Yes. I have one where I brace to jump 50 feet into the air, and then I panic and float down much to my relief. My dreams always happen in the buildings of my elementary and high schools. Stairs and stairs and stairs... and lots of teeth drama, of course. (My very front tooth is fake. Lots of oral surgery trauma, so I dream about it now that it’s over.)
Do you believe in the concept of self-healing, or that one can heal oneself?
In the way our body repairs wounds, I believe our brains function the same. You don't notice a cut healing until it’s done. If we associate movement and activity with conscious goals, thus treating our bodies with grace and compassion, we can heal traumas. Real. Hippie. Stuff. You don't notice the absence of a harmful thought until you get reminded again.
The little experience I’ve had with somatic therapy was seriously groundbreaking, like those videos of people thrashing and crying at Evangelical church.
Where do you look to for information or guidance on matters of health? Do you work with anyone on a regular basis?
Lots of Reddit research. Lots of word of mouth from friends, my mom, my sister. Of course, I worship Korean and French skincare, Japanese haircare, and Chinese medicine. I really love old fashioned habits like using cold cream and keeping your nails clean. I definitely follow the spiritual and non-spiritual rules my mom told me as a child: no cutting your hair or nails at night, keep the soles of your feet warm in the winter to protect your liver (?)… All those Vogue celebrity skincare videos can be so irresistible, too (though I know they’re just selling things to me and none of it is real). I work with this video on a regular basis, a yoga sequence video from my first acting movement professor that I have downloaded to my laptop just in case it ever gets taken down. When I did that sequence everyday, I felt like a God.

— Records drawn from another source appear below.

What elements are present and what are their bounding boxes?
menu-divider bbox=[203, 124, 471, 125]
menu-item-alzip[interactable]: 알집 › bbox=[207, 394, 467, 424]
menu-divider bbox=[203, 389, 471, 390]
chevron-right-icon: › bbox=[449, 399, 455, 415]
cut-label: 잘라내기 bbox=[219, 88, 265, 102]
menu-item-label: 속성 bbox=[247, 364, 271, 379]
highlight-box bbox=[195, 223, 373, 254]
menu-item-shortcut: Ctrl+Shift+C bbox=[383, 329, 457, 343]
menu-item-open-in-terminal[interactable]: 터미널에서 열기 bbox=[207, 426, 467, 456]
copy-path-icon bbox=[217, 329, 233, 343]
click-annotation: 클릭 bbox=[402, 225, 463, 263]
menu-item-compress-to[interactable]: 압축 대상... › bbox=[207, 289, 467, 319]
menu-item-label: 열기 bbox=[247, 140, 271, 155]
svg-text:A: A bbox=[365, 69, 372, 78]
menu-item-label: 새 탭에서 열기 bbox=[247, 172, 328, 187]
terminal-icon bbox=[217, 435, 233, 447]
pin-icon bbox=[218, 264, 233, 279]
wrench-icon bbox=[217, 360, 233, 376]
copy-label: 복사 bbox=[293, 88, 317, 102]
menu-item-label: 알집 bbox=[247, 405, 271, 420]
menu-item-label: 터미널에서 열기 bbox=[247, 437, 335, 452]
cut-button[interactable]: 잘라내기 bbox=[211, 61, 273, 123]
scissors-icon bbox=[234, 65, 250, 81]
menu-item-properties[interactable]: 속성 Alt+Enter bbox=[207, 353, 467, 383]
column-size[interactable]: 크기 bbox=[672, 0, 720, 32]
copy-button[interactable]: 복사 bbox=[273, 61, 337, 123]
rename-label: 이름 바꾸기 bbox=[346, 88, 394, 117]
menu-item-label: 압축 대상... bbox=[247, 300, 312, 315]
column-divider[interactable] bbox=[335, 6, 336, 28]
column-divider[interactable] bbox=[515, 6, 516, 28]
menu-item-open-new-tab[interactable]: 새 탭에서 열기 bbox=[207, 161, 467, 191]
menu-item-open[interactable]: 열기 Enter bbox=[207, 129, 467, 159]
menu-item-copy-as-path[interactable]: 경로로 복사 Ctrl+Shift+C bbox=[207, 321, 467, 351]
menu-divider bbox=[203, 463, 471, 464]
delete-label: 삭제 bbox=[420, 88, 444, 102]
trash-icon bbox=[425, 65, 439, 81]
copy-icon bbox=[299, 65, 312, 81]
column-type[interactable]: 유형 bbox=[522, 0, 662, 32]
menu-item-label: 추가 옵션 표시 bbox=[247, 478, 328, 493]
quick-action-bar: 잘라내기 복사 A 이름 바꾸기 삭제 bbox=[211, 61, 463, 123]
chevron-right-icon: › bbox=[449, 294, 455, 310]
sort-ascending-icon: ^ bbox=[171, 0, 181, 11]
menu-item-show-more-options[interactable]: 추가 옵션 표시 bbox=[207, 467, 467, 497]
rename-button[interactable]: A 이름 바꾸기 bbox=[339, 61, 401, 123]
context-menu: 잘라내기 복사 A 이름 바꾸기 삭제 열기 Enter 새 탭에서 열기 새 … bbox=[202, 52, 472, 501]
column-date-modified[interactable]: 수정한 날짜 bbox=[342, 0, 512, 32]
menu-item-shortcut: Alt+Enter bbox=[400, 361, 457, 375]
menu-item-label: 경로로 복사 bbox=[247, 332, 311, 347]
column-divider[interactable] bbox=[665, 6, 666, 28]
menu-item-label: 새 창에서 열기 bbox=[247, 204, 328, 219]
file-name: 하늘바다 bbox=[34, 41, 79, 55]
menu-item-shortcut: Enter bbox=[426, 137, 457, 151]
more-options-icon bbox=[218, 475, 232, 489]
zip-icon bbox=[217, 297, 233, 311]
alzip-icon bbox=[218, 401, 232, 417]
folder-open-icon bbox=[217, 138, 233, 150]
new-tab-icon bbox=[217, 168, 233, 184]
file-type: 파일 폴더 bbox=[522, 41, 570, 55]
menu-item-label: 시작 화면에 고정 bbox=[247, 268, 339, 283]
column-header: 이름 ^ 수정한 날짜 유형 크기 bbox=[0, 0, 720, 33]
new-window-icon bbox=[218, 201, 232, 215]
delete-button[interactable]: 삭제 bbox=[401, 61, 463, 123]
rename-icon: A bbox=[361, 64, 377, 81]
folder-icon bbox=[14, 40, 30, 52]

Fuck, marry, kill: three health trends of your choice.
Fuck: sexy juices and smoothies. Marry: xylitol. Kill: non-dairy milk.
What are your grocery staples? What types of meals do you find yourself returning to?
I'm really actually not that sophisticated of a cook; I liked to think I was until I couldn’t deny that my boyfriend was much better at it. Thai curry and miso kimchi stew are the best things I can make—versatile, easy, and light.
Condensed milk is a total staple for me. If I run out of milk for my tea, this works. It is also the most quintessential ingredient in my comfort/budget meals (Kasha porridge and чихэртэй будаа, which is “sweet rice” in Mongolian). Both are kind of the same thing, just in different mediums (farina and rice, respectively). They are the marriages of milk, condensed milk, and butter—the most beautiful combination in the whole world. Kasha was a childhood breakfast not just for me, but for my parents during the Soviet days of Mongolia.
It’s a grocery store goldmine where I live. Aldi keeps it real and Joong Boo (the Korean grocer) keeps it fun. If I’m really yearning for some out-of-the-pantry ingredients, I can make my way to my local co-op and spend an obnoxious amount of money on things like capers, plantain chips, Milk Bar cookies, lifeless kimchi, beeswax makeup, and really yummy but expensive beer. It's like a shittier, coldly lit, less stocked Whole Foods. I enjoy it all the same.
What do you think is the most pressing health issue of our time?
Weed and derealization.
What advice would you give to the person reading this?
Take the labels off of your lotions and tubs and bottles. Butter instead of oil makes your food taste better. Honey is vegan.